You may only have the escrow officer's contact info, which is fine. They can provide the title company details.
It’s smart to send over the insurance agent information early in the transaction. Some insurance companies won’t insure fix and flip projects, so it’s best to get confirmation of coverage early rather than at the eleventh hour.
For experienced rehabbers, submitting the property information is probably the easiest part of the process since this is your area of expertise.
Lenders require a detailed rehab budget, which they'll internally review and send to the appraiser to factor in the After Repair Value (ARV).

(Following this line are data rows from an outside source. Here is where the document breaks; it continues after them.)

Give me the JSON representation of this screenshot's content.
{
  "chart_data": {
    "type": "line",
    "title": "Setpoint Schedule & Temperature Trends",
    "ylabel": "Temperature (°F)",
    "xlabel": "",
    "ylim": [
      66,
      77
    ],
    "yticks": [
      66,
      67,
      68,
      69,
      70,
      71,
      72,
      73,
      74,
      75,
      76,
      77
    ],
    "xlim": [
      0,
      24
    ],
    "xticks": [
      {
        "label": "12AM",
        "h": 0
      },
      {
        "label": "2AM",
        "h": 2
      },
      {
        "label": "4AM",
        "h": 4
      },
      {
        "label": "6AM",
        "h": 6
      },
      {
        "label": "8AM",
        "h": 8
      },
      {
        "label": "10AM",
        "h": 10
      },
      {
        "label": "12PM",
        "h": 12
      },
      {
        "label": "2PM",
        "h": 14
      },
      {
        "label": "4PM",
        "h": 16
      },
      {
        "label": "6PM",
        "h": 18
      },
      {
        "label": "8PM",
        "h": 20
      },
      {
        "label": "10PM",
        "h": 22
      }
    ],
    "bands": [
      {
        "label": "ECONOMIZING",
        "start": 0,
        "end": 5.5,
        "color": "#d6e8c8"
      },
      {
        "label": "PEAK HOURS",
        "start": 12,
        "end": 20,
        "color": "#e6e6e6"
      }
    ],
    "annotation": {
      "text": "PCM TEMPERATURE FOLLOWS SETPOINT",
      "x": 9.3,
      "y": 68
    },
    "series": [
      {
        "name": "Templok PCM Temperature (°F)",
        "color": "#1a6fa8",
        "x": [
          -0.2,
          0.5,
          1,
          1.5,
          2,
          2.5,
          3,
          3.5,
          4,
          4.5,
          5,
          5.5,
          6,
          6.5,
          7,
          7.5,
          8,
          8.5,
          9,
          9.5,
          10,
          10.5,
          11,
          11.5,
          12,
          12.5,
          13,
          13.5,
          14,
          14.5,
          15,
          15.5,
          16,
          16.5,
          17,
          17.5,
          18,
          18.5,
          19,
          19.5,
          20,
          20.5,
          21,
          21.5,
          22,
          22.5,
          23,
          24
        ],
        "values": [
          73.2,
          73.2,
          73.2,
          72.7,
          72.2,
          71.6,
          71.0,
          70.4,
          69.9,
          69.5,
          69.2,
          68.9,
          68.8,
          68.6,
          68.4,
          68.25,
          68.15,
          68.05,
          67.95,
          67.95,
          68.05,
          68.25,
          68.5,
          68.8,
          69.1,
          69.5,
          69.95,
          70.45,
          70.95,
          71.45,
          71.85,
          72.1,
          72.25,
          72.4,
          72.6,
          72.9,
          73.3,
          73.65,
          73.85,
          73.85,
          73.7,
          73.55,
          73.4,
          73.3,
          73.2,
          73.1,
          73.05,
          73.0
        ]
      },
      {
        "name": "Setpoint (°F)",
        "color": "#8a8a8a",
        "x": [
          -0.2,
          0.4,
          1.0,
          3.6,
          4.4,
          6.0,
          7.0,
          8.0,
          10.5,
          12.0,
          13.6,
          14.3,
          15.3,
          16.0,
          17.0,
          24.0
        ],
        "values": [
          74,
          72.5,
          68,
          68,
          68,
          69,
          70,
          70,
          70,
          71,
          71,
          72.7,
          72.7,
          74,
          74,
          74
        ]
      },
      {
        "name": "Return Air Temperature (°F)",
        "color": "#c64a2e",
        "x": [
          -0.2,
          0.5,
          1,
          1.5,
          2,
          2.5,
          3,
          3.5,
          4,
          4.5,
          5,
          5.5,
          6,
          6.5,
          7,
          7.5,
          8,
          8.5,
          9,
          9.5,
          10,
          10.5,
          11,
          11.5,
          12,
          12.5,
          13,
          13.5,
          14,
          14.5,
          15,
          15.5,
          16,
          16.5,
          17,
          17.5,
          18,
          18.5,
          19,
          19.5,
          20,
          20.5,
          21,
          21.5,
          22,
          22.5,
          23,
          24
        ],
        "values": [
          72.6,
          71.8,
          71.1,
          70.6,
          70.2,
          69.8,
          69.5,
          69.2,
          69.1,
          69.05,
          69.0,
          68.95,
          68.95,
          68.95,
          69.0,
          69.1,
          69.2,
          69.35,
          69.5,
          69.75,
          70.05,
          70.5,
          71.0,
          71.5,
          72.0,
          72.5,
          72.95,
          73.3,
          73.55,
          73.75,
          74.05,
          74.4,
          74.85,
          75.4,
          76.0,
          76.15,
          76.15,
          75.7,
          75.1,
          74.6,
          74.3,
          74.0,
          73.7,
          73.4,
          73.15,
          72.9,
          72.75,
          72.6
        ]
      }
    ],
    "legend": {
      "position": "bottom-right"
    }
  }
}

The budget will help determine the number of required construction draws. Most fix and flip projects have between 2-5 construction draws, depending on the size of the project.
You’ll need to submit plans for a new addition or changes to the layout.
Summary
Each type of private lender is going to have a different set of requirements. Individual trust deed investors will need the least, while conduit fix and flip lenders will need lots of documentation.
Either way, when you're highly organized with your fix and flip application requirements, your loan can move quickly through the underwriting process. We say this knowing that real estate investors are out all day at projects or scoping out new acquisitions — not in front of a computer like mortgage brokers, private lenders, and title and escrow officers.
But if you can get your documents in order, and have them at your fingerprints on your computer or phone, you've done yourself a huge favor by smoothing the path to approval.
A little preparation upfront will pay off in the end.